Un dirigeant salarié, M. X., d’une association était à l’origine depuis plusieurs années d’un comportement brutal, grossier, humiliant et injurieux à l’encontre de ses subordonnés. Après plusieurs tentatives pour faire cesser ces actes de harcèlement, notamment saisine de l’inspection du travail, et recours à un médiateur, les salariés victimes de ces agissements ont décidé de saisir le conseil de prud’hommes pour demander la réparation du préjudice subi à M. X. ainsi qu’à l’association employeur.

Face à cette action en justice, l’association qui avait licencié M. X., a contesté sa responsabilité puisqu’elle n’était pas l’auteur des faits. M. X., quant à lui, a affirmé que les faits de harcèlement ne pouvaient pas lui être reproché dans la mesure où il était sous les ordres de son employeur lors de la commission des actes.

Il est important de rappeler la définition du harcèlement moral. Le harcèlement moral consiste à faire subir à un salarié des agissements répétés qui ont pour objet ou pour effet une dégradation des conditions de travail susceptible de porter atteinte à ses droits et à sa dignité, d’altérer sa santé physique ou mentale, ou de compromettre son avenir professionnel.

Le salarié auteur de harcèlement peut-il invoquer le fait qu’il soit sous les ordres de son employeur pour éviter toute responsabilité ?

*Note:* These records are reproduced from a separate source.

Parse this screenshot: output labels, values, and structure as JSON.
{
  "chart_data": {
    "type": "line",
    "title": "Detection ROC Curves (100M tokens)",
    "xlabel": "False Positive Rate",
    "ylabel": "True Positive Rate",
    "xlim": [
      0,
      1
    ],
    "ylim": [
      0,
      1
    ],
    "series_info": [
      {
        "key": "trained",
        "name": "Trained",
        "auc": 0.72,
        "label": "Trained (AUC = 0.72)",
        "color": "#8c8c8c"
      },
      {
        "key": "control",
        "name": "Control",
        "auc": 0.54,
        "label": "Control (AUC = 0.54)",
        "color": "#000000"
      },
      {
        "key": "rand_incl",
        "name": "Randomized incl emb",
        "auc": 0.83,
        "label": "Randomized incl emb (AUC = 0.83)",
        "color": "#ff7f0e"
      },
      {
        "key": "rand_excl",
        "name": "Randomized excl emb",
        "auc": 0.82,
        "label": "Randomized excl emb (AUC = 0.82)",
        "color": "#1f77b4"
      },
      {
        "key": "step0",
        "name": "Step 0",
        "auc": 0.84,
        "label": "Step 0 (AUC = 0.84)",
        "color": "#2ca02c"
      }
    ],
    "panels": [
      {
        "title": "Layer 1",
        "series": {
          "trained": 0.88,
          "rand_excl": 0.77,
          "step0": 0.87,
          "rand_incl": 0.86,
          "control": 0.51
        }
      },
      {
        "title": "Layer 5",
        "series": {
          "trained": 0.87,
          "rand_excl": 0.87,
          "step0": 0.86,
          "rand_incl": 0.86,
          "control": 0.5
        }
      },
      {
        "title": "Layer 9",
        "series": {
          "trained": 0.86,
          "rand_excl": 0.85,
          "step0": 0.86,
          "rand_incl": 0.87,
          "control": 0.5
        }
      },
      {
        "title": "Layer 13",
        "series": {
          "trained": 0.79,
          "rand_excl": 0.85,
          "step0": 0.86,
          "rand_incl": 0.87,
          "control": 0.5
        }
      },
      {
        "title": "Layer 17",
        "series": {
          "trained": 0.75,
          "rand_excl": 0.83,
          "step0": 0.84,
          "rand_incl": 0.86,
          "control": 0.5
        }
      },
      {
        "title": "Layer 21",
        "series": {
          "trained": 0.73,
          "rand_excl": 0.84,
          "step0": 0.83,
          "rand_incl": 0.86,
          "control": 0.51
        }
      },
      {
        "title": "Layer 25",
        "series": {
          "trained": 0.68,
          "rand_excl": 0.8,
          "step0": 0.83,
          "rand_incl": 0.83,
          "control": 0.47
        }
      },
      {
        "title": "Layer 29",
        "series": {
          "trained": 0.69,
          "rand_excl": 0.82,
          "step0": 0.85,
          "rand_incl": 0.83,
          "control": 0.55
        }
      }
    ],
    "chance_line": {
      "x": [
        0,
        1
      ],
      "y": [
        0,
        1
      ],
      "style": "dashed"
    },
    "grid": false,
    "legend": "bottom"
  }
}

La réponse de la Cour de cassation est unanime sur ce point. En effet, elle estime que le salarié engage sa responsabilité personnelle à l’égard de ses subordonnés en faisant subir intentionnellement des agissements répétés de harcèlement moral. Il peut dès lors être condamné à leur payer des dommages-intérêts.
Notons également que la chambre sociale n’épargne pas la responsabilité de l’association pour autant. En effet, elle a décidé que l’employeur est tenu envers ses salariés d’une obligation de sécurité en ce qui concerne la protection de leur santé et de la sécurité dans l’entreprise, notamment en matière de harcèlement moral. Par conséquent, il ne peut être exonéré de sa responsabilité même en l’absence de faute.

Articles L. 122-49 et L. 230-2 II du Code du travail.

Arrêt de la chambre sociale de la Cour de cassation du 21 juin 2006, n°05-43914.